Gold in its step sum table below closed the week in an overbought condition, a 15 count of +7.  Normally I’d expect a bit of a pullback from here, but I see that gold’s step sum has broken above its 275 level, closing the week at 277, and gold’s daily volatility’s 200 Day M/A has increased from 0.67% to 0.78% in the past twenty-five trading sessions.  Unlike the stock market, rising market volatility is a positive factor in a bull market in the precious metals.

There will be big down days for gold in the weeks to come; there usually are.  But I suspect a month from now gold will be closer to, if not at a new all-time high.  Gold’s BEV closed the week at -11.06%.  Almost a single digit BEV from a new all-time high.  Since March 18th (17 trading days ago) gold has moved that many BEV points.

The Dow Jones closed the week with a neutral 15 count of +1, meaning not much of anything as to whether the stock market’s next move is up or down.  One thing that is telling is that daily volatility (200 day M/A) has doubled since March 6th, and that isn’t good.  But then it’s no guarantee that the current correction in the bear market won’t continue for the next month or so.

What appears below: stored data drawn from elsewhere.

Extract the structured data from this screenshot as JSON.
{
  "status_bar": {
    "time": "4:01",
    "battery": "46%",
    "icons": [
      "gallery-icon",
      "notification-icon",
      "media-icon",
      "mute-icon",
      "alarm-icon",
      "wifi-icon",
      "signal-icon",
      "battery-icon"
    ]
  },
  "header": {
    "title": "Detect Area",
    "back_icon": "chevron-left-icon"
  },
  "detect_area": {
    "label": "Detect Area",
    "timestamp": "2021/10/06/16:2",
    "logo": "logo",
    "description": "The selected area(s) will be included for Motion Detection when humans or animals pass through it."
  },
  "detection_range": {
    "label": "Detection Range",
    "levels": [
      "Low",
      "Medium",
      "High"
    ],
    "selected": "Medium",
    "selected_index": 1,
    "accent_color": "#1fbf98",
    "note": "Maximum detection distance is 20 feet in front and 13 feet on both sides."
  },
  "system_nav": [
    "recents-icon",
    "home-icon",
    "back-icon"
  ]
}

So far the Dow Jones has advanced 27.58% from its lows of March 23rd.  With continued assistance from the idiot savants sitting at the FOMC’s big conference table, it’s likely the Dow Jones will continue advancing for a while.

So, if you’re wondering what my advice would be for people still in this market; this is an excellent opportunity to sell into market strength, and then wait six months or even a year to see what you should do next.  If you are out of this market, then stay out and watch the show from the peanut gallery.